Michelle Rodriguez of "Machete" meets Munky of Korn for "Rogue on Rogue" - ARTISTdirect News


----------



## mattofvengeance (Sep 26, 2010)

This movie was fucking awesome. I knew as soon as that naked chick pulled the phone out of her cunt that I was in for something special.


----------



## soliloquy (Oct 19, 2010)

i didn't get it...nor do i get the ratings and the hype this movie is getting...

its kinda like that movie shoot em up. my friends say its a golden movie because there is a sex scene while the guy is shooting people and still banging monica belluci. to which i reply by saying 'a shitty movie wont be amazing regardless of how many naked chics, or how many heads are exploding to horrible graphics and even worse story line'. to which i say 'so you think pornos are oscar worthy movies'? didn't get much replies...but i really dont get these sudo-parodies


----------



## ralphy1976 (Oct 19, 2010)

mattofvengeance said:


> This movie was fucking awesome.

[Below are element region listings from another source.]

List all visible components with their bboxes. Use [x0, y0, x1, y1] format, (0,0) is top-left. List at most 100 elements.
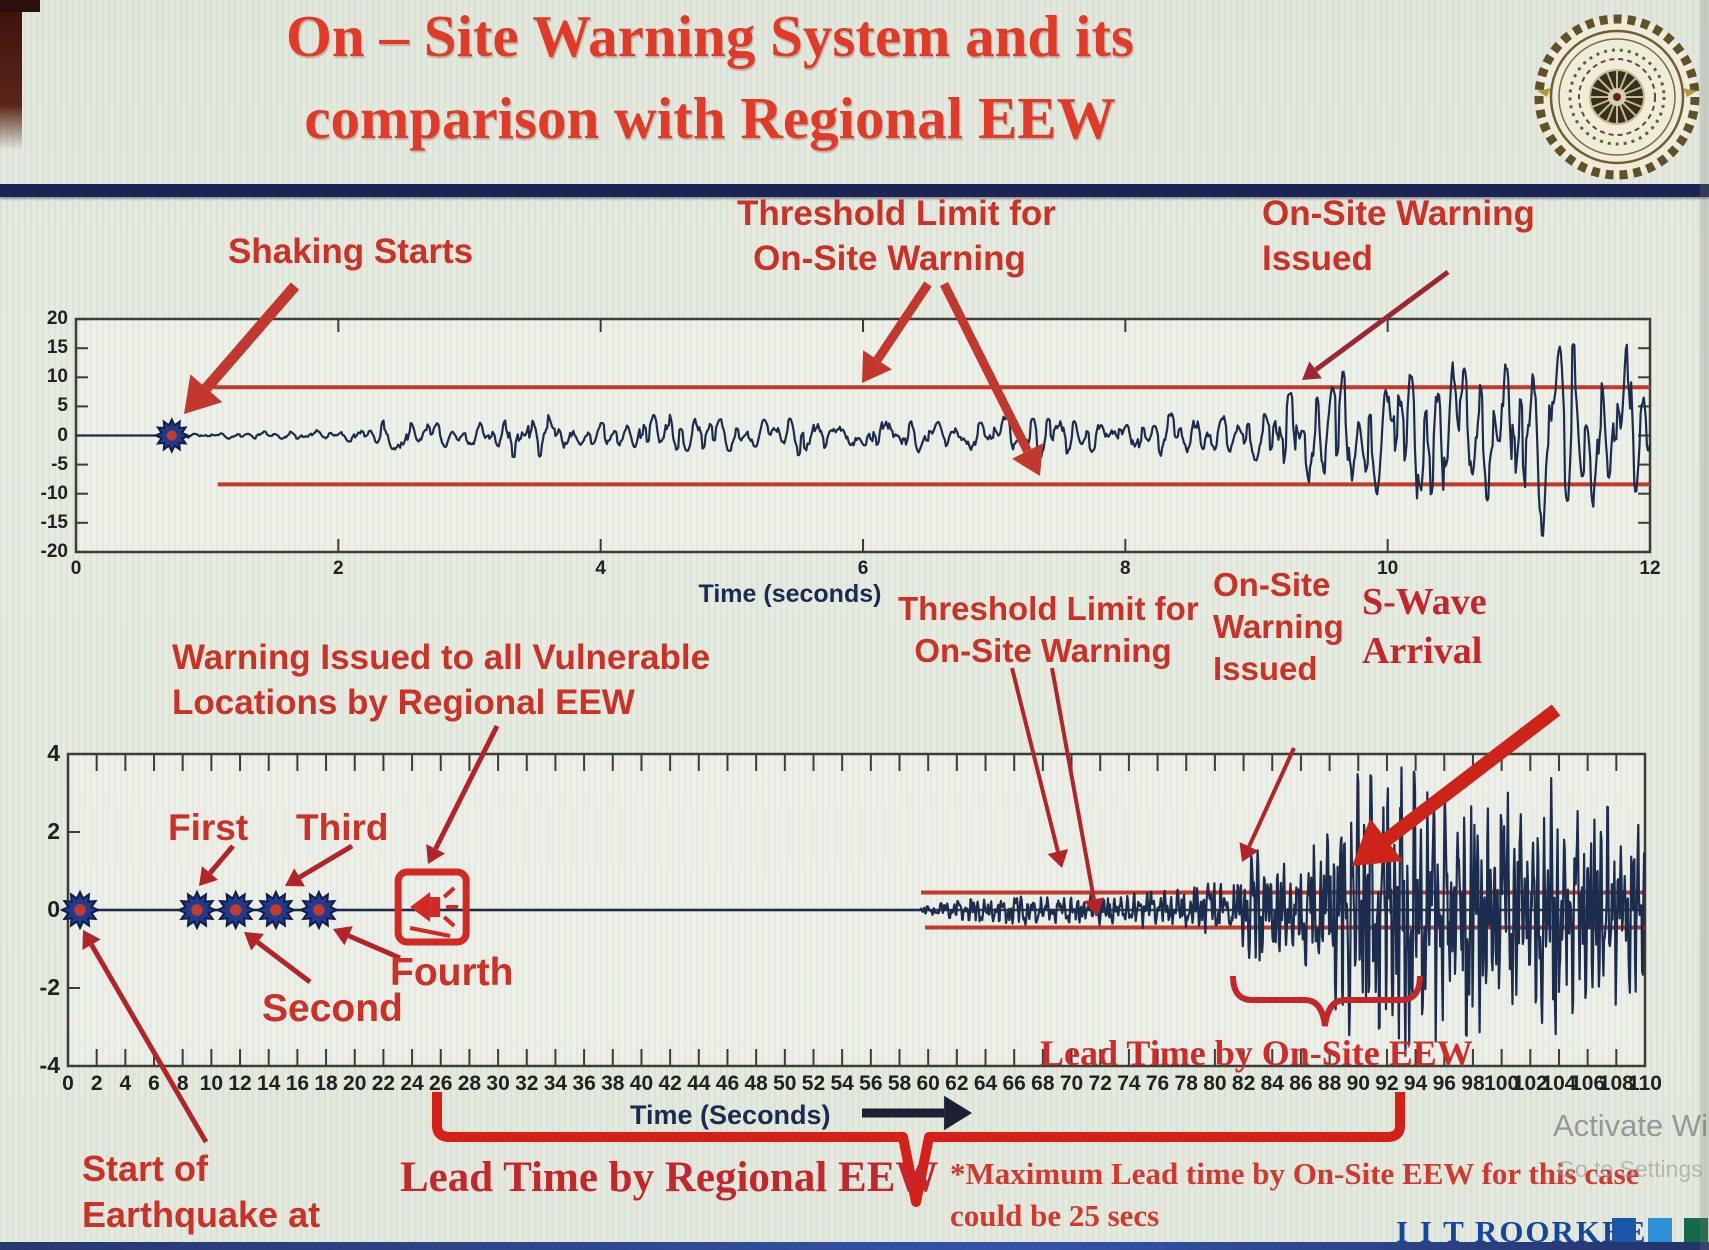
- threshold-bottom-arrow-1-head: [1047, 848, 1069, 868]
- top-chart-x-tick-label: 8: [1120, 558, 1131, 579]
- first-arrow: [208, 844, 235, 875]
- bottom-chart-x-tick-label: 18: [314, 1072, 338, 1095]
- shaking-starts-arrow-head: [184, 374, 223, 414]
- onsite-warning-issued-bottom-arrow-head: [1239, 842, 1259, 862]
- bottom-chart-y-tick-label: -2: [39, 974, 60, 1000]
- regional-lead-time-bracket: [432, 1092, 1405, 1207]
- bottom-chart-x-tick-label: 62: [945, 1072, 969, 1095]
- photo-edge-artifact-bottom: [0, 1242, 1709, 1250]
- threshold-bottom-arrow-1: [1010, 667, 1060, 852]
- bottom-chart-x-tick-label: 98: [1461, 1072, 1485, 1095]
- regional-warning-speaker-icon-box: [394, 868, 470, 946]
- top-chart-y-tick-label: -15: [40, 511, 68, 533]
- bottom-chart-x-tick-label: 64: [973, 1072, 998, 1095]
- annotation-footnote-line1: *Maximum Lead time by On-Site EEW for th…: [950, 1156, 1640, 1191]
- bottom-chart-x-tick-label: 80: [1203, 1072, 1227, 1095]
- speaker-icon-ray: [442, 886, 456, 899]
- bottom-chart-report-marker-3-center: [229, 904, 242, 916]
- bottom-chart-x-tick-label: 44: [687, 1072, 711, 1095]
- start-epicenter-arrow-head: [82, 930, 101, 950]
- bottom-chart-x-tick-label: 2: [90, 1072, 103, 1095]
- bottom-chart-x-tick-label: 56: [859, 1072, 883, 1095]
- bottom-chart-x-tick-label: 0: [62, 1072, 74, 1095]
- bottom-chart-x-tick-label: 36: [572, 1072, 596, 1095]
- bottom-chart-x-tick-label: 52: [801, 1072, 826, 1095]
- annotation-threshold-limit-top: Threshold Limit for On-Site Warning: [737, 192, 1056, 282]
- annotation-threshold-limit-top-line2: On-Site Warning: [753, 238, 1026, 278]
- annotation-s-wave-arrival: S-Wave Arrival: [1362, 578, 1487, 675]
- onsite-warning-issued-bottom-arrow: [1247, 747, 1296, 848]
- title-divider-band: [0, 184, 1709, 197]
- slide-title-line-1: On – Site Warning System and its: [285, 3, 1134, 69]
- top-chart-y-tick-label: 20: [46, 308, 68, 330]
- bottom-chart-x-tick-label: 92: [1375, 1072, 1399, 1095]
- threshold-bottom-arrow-2: [1050, 667, 1096, 900]
- top-chart-p-wave-marker-center: [166, 430, 177, 441]
- annotation-footnote-line2: could be 25 secs: [950, 1198, 1160, 1233]
- bottom-chart-x-tick-label: 108: [1598, 1072, 1634, 1095]
- shaking-starts-arrow: [202, 282, 300, 392]
- s-wave-arrival-arrow-head: [1352, 818, 1403, 866]
- bottom-chart-x-tick-label: 32: [515, 1072, 539, 1095]
- bottom-chart-x-tick-label: 50: [773, 1072, 797, 1095]
- time-axis-direction-arrow-head: [944, 1095, 972, 1131]
- top-chart-y-tick-label: -10: [40, 482, 68, 504]
- onsite-lead-time-brace: [1230, 975, 1423, 1027]
- bottom-chart-x-tick-label: 110: [1628, 1072, 1662, 1095]
- third-arrow-head: [285, 868, 305, 887]
- annotation-warning-regional-line2: Locations by Regional EEW: [172, 682, 635, 722]
- top-chart-xaxis-title: Time (seconds): [698, 580, 882, 608]
- footer-square-2: [1648, 1218, 1672, 1242]
- annotation-start-epicenter-line2: Earthquake at: [82, 1194, 321, 1236]
- bottom-chart-x-tick-label: 94: [1403, 1072, 1428, 1095]
- bottom-chart-x-tick-label: 38: [601, 1072, 625, 1095]
- top-chart-y-tick-label: 5: [57, 395, 68, 417]
- fourth-arrow-head: [333, 926, 353, 946]
- annotation-onsite-warning-issued-bottom: On-Site Warning Issued: [1213, 564, 1344, 691]
- speaker-icon-base: [409, 926, 451, 938]
- speaker-icon-ray: [442, 915, 456, 928]
- bottom-chart-xaxis-title: Time (Seconds): [630, 1100, 831, 1130]
- bottom-chart-x-tick-label: 26: [429, 1072, 453, 1095]
- annotation-start-epicenter-line1: Start of: [82, 1148, 208, 1189]
- top-chart-x-tick-label: 6: [857, 558, 869, 579]
- warning-regional-arrow-head: [426, 844, 446, 864]
- annotation-s-wave-arrival-line1: S-Wave: [1362, 581, 1487, 623]
- annotation-onsite-warning-issued-top: On-Site Warning Issued: [1262, 192, 1535, 282]
- top-chart-seismogram-waveform: [75, 343, 1652, 537]
- bottom-chart-x-tick-label: 58: [887, 1072, 912, 1095]
- annotation-onsite-warning-issued-bottom-line2: Warning: [1213, 608, 1344, 646]
- annotation-warning-regional-line1: Warning Issued to all Vulnerable: [172, 638, 711, 677]
- photo-edge-artifact-corner: [0, 0, 40, 12]
- bottom-chart-x-tick-label: 4: [119, 1072, 132, 1095]
- annotation-third: Third: [296, 807, 389, 848]
- bottom-chart-y-tick-label: 2: [47, 818, 60, 844]
- annotation-threshold-limit-top-line1: Threshold Limit for: [737, 194, 1056, 233]
- threshold-top-left-arrow: [873, 281, 932, 363]
- top-chart-y-tick-label: 10: [46, 366, 68, 388]
- bottom-chart-report-marker-2-center: [191, 904, 203, 916]
- bottom-chart-x-tick-label: 78: [1174, 1072, 1198, 1095]
- bottom-chart-y-tick-label: -4: [39, 1052, 60, 1078]
- go-to-settings-watermark: Go to Settings: [1557, 1156, 1703, 1182]
- annotation-onsite-warning-issued-top-line2: Issued: [1262, 238, 1373, 278]
- activate-windows-watermark: Activate Wi: [1553, 1108, 1709, 1143]
- annotation-second: Second: [262, 987, 403, 1030]
- bottom-chart-x-tick-label: 106: [1570, 1072, 1606, 1095]
- bottom-chart-x-tick-label: 100: [1484, 1072, 1520, 1095]
- bottom-chart-x-tick-label: 22: [371, 1072, 396, 1095]
- bottom-chart-x-tick-label: 76: [1145, 1072, 1170, 1095]
- bottom-chart-x-tick-label: 66: [1002, 1072, 1026, 1095]
- annotation-onsite-warning-issued-bottom-line1: On-Site: [1213, 566, 1331, 603]
- bottom-chart-x-tick-label: 88: [1317, 1072, 1342, 1095]
- bottom-chart-x-tick-label: 54: [830, 1072, 854, 1095]
- speaker-icon-body: [430, 897, 441, 917]
- footer-square-1: [1612, 1218, 1636, 1242]
- threshold-top-right-arrow: [939, 281, 1032, 454]
- bottom-chart-x-tick-label: 42: [658, 1072, 682, 1095]
- bottom-chart-x-tick-label: 82: [1231, 1072, 1256, 1095]
- iit-roorkee-logo: [1534, 14, 1700, 180]
- annotation-onsite-warning-issued-bottom-line3: Issued: [1213, 650, 1318, 688]
- threshold-top-left-arrow-head: [862, 350, 892, 383]
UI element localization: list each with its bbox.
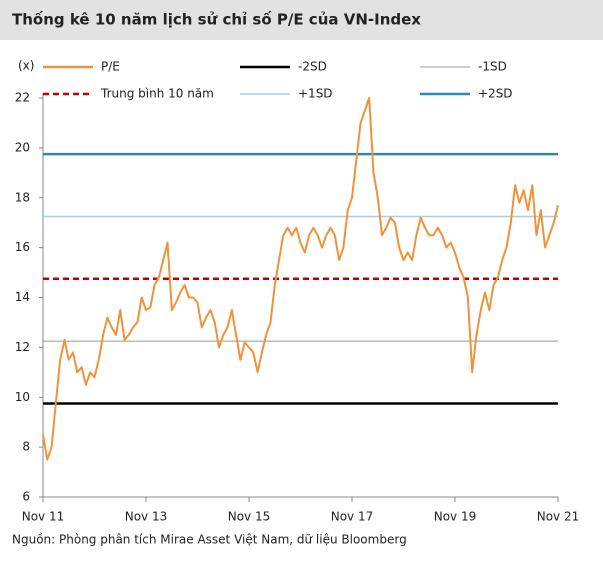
x-tick-label: Nov 11 [22,510,65,524]
x-tick-label: Nov 15 [228,510,271,524]
y-tick-label: 12 [15,340,30,354]
x-tick-label: Nov 21 [537,510,580,524]
legend-label: +2SD [478,87,513,101]
legend-label: P/E [101,60,120,74]
y-tick-label: 22 [15,91,30,105]
x-tick-label: Nov 19 [434,510,477,524]
y-tick-label: 18 [15,190,30,204]
y-tick-label: 10 [15,390,30,404]
y-tick-label: 6 [22,490,30,504]
y-tick-label: 20 [15,140,30,154]
source: Nguồn: Phòng phân tích Mirae Asset Việt … [12,533,407,547]
title-bar [0,0,603,40]
legend-label: -1SD [478,60,507,74]
y-tick-label: 16 [15,240,30,254]
y-tick-label: 14 [15,290,30,304]
x-tick-label: Nov 13 [125,510,168,524]
y-unit: (x) [18,59,34,73]
legend-label: Trung bình 10 năm [100,87,214,101]
x-tick-label: Nov 17 [331,510,374,524]
y-tick-label: 8 [22,440,30,454]
legend-label: +1SD [298,87,333,101]
line-series [42,97,559,461]
legend-label: -2SD [298,60,327,74]
chart-title: Thống kê 10 năm lịch sử chỉ số P/E của V… [12,10,421,29]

I knew as soon as that naked chick pulled the phone out of her cunt that I was in for something special.



seriously??!!!! can't wait for it to come out here!!!!


----------



## sakeido (Oct 19, 2010)

Machete is one of the most entertaining movies I have ever seen. Rodrigez knew exactly when to play it straight, and when to use satire. One of my favorite bits - when he shows a corkscrew for no reason at all and you just know "Machete's going to kill someone with it!" 

Between the two throwback action movies that came out this summer - Machete and Expendables - Machete is the better of the two. It is LEAGUES better than Expendables.. not to say that the Expendables was a complete waste of time. It wasn't bad.


----------



## Sippin40oz (Nov 16, 2010)

Saw this the other day and although wouldnt say it was a classic definitely worth watching!


----------



## The Reverend (Dec 16, 2010)

Sorry for the horrible bump, but I thought Machete was amazing. It made me wonder what's gonna happen to Arizona hahaha


----------



## Loomer (Dec 16, 2010)

Oh man...

Oh MAN!!

I saw this with my bass player this monday, and holy shit were we ever entertained!


----------



## RipD (Dec 16, 2010)

I agree.. I think it has to be one of the best movies of the year.


----------



## thefool (Dec 16, 2010)

haha this movie was amazingly entertaining


----------